The Indie's article yesterday (on how cyclists are three times as likely to die on the roads in the UK as abroad) ended up as a comments pillow fight about pavement cycling. (Thanks to those who made sensible, considered contributions - you know who you are.)
It's the way of things these days. You can't go to any sort of meeting involving the most tangential reference to bikes without being buttonholed by some mad person when they see you're a cyclist. Often, though not always, it's a 50something woman with a 'now listen to me because my feelings are more important than everyone else's' expression. And they bang on about pavement cycling like it's anthrax or a dirty bomb or Bhopal or something. They were nearly killed by a pavement cyclist the other day and it's your fault and what are you going to do about it?

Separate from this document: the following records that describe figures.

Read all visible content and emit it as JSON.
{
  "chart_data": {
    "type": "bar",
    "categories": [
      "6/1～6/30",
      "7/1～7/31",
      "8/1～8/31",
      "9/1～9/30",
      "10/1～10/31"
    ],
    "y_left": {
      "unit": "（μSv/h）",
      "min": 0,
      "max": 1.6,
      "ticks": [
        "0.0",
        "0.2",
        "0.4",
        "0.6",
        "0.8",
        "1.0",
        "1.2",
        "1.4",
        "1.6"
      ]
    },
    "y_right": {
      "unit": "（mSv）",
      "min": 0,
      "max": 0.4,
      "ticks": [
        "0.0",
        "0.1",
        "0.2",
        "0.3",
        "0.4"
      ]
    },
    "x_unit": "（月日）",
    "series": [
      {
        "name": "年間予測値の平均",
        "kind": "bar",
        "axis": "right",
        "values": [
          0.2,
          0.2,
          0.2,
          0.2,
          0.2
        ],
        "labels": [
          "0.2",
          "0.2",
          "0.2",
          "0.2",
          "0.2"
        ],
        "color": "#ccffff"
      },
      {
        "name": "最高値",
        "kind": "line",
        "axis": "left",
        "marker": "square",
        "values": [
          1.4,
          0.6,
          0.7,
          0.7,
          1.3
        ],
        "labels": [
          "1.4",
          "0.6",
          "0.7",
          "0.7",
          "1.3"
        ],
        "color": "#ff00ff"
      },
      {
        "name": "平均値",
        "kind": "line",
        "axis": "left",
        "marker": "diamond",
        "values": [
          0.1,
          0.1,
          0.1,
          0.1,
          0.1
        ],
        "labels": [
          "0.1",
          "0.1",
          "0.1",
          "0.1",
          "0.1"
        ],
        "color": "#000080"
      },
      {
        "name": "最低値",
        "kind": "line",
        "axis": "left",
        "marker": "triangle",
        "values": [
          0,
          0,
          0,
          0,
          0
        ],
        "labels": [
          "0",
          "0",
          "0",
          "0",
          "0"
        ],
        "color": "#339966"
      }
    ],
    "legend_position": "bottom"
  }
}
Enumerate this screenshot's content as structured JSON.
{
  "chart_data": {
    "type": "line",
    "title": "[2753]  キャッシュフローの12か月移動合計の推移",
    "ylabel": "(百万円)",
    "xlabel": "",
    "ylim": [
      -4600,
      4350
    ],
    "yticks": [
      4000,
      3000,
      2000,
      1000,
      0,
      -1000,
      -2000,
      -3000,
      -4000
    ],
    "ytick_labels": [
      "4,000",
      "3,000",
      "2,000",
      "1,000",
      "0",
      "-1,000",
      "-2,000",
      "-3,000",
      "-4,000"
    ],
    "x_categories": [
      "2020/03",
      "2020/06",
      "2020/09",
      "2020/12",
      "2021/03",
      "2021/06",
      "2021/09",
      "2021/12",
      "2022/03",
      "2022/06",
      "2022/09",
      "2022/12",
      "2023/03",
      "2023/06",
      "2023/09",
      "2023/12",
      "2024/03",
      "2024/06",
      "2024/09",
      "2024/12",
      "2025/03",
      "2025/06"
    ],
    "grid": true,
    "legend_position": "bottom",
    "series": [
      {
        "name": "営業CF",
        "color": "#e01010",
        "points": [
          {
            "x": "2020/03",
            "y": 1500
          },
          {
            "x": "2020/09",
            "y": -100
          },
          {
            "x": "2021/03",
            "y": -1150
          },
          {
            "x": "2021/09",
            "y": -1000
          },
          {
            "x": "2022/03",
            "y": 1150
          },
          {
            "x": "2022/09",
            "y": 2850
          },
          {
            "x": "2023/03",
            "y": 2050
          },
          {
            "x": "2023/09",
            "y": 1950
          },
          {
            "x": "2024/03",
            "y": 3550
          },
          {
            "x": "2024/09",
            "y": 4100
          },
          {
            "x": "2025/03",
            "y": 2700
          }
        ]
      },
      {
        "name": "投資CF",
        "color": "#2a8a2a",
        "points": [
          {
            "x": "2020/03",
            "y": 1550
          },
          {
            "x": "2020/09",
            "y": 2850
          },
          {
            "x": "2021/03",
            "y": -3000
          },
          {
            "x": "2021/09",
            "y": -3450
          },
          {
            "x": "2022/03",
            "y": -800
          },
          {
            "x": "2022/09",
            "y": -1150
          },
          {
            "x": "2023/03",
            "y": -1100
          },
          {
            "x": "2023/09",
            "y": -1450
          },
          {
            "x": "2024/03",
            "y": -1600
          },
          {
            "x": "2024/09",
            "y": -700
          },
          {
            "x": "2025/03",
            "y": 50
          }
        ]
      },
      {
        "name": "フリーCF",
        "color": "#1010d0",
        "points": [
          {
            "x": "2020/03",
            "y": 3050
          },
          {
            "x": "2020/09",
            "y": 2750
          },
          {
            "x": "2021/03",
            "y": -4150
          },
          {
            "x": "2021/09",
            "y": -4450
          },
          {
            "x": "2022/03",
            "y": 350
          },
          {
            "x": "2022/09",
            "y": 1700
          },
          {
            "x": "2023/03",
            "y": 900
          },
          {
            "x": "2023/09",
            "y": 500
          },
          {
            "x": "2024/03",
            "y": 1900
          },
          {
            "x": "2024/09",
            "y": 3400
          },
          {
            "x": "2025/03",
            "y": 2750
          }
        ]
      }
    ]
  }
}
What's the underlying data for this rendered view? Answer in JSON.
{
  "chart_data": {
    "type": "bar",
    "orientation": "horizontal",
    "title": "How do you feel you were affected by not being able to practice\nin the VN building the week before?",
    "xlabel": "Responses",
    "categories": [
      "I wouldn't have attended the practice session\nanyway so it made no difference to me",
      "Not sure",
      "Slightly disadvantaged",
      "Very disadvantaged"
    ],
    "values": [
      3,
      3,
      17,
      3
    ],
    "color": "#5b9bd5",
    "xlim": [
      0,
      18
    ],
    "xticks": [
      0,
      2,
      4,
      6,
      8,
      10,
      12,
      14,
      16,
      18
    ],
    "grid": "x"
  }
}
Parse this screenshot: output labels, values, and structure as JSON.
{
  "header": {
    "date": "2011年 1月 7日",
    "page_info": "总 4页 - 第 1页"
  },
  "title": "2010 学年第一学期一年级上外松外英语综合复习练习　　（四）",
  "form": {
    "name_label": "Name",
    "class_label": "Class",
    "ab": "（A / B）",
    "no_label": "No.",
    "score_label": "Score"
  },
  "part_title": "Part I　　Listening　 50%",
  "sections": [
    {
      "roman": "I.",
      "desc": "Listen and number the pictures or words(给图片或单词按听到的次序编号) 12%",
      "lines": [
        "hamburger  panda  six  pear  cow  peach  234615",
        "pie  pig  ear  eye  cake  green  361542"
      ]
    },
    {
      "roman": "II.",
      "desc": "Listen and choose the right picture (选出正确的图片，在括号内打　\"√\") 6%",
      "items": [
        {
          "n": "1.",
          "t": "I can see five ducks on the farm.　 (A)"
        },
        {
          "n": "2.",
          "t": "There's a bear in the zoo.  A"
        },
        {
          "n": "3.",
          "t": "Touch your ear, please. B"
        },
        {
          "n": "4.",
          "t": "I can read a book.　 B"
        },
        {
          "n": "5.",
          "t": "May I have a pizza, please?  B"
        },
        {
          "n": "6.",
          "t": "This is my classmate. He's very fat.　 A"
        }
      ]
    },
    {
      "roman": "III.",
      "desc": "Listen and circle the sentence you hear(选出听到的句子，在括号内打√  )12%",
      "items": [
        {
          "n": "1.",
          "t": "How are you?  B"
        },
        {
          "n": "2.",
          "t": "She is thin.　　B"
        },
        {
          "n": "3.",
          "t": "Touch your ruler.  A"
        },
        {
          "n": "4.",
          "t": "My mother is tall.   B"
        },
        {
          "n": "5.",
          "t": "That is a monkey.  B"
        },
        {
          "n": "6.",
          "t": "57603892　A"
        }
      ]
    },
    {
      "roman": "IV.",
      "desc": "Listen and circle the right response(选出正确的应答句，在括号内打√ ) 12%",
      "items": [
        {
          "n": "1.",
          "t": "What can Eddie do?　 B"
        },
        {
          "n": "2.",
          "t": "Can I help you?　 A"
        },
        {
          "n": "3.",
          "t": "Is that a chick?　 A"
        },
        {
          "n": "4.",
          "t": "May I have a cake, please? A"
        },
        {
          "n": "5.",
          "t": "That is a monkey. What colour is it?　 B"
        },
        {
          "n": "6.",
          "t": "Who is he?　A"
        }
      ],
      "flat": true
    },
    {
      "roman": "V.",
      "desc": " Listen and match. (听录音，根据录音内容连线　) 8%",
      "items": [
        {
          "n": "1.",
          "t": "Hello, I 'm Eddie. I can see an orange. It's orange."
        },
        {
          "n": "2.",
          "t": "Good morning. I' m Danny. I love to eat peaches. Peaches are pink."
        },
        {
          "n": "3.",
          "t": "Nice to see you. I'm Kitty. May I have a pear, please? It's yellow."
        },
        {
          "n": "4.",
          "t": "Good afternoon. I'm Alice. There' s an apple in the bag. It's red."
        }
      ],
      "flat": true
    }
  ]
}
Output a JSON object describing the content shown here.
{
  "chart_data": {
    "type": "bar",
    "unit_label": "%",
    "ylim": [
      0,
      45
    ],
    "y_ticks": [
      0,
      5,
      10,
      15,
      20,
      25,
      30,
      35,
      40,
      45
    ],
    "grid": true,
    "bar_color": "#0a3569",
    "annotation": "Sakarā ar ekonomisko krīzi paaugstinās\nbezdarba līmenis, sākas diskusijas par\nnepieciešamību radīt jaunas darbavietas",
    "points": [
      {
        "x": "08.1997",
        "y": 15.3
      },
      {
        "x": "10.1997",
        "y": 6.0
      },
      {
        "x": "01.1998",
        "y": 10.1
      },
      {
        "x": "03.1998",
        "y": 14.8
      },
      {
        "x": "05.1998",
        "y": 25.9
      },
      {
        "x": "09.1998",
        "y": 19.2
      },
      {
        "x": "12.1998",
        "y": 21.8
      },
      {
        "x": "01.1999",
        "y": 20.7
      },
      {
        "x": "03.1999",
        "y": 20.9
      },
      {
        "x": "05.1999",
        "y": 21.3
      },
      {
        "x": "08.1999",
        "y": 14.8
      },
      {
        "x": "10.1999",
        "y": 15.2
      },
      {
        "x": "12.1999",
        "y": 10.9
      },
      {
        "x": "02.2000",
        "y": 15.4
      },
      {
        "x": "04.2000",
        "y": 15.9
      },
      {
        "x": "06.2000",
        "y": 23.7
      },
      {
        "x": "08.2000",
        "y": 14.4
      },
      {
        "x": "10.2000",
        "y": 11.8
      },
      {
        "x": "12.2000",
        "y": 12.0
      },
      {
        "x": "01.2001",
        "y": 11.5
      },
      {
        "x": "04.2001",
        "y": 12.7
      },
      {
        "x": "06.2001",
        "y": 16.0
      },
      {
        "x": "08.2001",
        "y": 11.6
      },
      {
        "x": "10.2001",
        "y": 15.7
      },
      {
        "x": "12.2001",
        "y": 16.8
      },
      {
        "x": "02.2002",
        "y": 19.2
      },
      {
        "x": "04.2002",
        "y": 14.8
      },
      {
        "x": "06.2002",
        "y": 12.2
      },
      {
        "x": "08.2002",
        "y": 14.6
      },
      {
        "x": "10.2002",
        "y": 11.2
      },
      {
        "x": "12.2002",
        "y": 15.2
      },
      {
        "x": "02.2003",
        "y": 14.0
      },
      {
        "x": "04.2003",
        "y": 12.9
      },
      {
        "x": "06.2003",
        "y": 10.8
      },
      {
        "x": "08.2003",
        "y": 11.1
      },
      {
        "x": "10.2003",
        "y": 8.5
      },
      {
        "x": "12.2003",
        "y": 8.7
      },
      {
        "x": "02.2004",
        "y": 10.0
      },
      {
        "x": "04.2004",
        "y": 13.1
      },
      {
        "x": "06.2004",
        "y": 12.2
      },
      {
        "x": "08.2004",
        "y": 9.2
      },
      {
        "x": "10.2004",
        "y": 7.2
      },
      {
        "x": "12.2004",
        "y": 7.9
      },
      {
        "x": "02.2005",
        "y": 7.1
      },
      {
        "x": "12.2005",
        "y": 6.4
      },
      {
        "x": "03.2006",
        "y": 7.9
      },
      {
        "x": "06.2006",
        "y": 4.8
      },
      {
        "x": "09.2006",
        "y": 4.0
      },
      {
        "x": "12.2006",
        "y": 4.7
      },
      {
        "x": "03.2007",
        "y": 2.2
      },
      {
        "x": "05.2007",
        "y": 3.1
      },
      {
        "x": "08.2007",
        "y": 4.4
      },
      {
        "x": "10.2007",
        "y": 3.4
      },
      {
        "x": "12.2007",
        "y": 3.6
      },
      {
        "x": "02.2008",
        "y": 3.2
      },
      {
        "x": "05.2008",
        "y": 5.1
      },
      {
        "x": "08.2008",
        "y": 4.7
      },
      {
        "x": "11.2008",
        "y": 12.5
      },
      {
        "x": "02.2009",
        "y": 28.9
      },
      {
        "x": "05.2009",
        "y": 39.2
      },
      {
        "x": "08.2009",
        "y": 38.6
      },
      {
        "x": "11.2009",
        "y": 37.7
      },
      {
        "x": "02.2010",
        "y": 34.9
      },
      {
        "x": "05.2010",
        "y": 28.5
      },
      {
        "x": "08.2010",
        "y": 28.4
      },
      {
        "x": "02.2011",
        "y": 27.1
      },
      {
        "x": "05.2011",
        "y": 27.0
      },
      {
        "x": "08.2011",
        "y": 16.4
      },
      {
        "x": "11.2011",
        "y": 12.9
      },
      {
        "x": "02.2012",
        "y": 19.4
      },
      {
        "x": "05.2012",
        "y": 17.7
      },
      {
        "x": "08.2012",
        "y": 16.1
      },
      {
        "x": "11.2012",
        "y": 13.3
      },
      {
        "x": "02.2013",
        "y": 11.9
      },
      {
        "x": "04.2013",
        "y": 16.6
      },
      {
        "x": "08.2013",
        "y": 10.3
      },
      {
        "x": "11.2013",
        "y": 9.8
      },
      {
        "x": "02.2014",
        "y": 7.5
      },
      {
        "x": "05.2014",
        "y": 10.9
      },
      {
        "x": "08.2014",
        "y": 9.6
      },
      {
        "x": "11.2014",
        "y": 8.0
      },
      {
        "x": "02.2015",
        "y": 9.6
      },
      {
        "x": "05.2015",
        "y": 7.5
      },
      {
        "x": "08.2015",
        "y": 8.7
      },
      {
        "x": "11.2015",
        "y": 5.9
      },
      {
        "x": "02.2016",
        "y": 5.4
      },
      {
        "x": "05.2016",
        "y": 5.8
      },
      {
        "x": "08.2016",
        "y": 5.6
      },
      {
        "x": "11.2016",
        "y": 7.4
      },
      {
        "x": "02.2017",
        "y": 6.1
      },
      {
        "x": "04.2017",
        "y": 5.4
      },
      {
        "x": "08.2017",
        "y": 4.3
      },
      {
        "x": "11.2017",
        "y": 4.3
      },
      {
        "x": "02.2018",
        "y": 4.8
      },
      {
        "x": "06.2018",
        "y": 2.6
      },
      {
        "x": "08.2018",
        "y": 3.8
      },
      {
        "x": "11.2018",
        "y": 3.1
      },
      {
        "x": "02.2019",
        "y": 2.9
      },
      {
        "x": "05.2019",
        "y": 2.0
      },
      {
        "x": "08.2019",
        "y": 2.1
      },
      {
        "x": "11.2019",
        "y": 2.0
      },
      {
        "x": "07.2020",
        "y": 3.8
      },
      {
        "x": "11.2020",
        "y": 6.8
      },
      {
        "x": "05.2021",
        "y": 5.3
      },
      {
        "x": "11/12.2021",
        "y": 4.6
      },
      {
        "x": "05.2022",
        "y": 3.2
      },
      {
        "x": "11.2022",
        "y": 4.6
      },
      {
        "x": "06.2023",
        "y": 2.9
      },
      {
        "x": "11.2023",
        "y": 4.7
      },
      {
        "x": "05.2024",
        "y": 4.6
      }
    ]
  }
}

You try to explain, carefully and reasonably, that the problem is vastly overhyped. That on average one person is killed from pavement-cycling incidents every four years (possibly the cyclist) but 40 pedestrians are killed by cars every year so that's clearly the much bigger problem. (Such as this astonishing footage from the BBC website yesterday. Why isn't your silly buttonholer taking this up instead?) That there are already laws about dangerous yob cycling and that should be tackled through normal policing but sensible shared-use has to be encouraged because London's transport infrastructure won't cope otherwise.
But that doesn't shut them up. All they do is then drone on about licensing bikes, and how that'd stop it, just as licensing motor vehicles has put to a stop to all car accidents.
Bah. All very depressing. The whole pavement-cycling issue is like complaining about mobile phone loudmouths on trains was ten years ago: it's not dangerous, it's just annoying. But it's become the reason du jour for pompous people to whinge.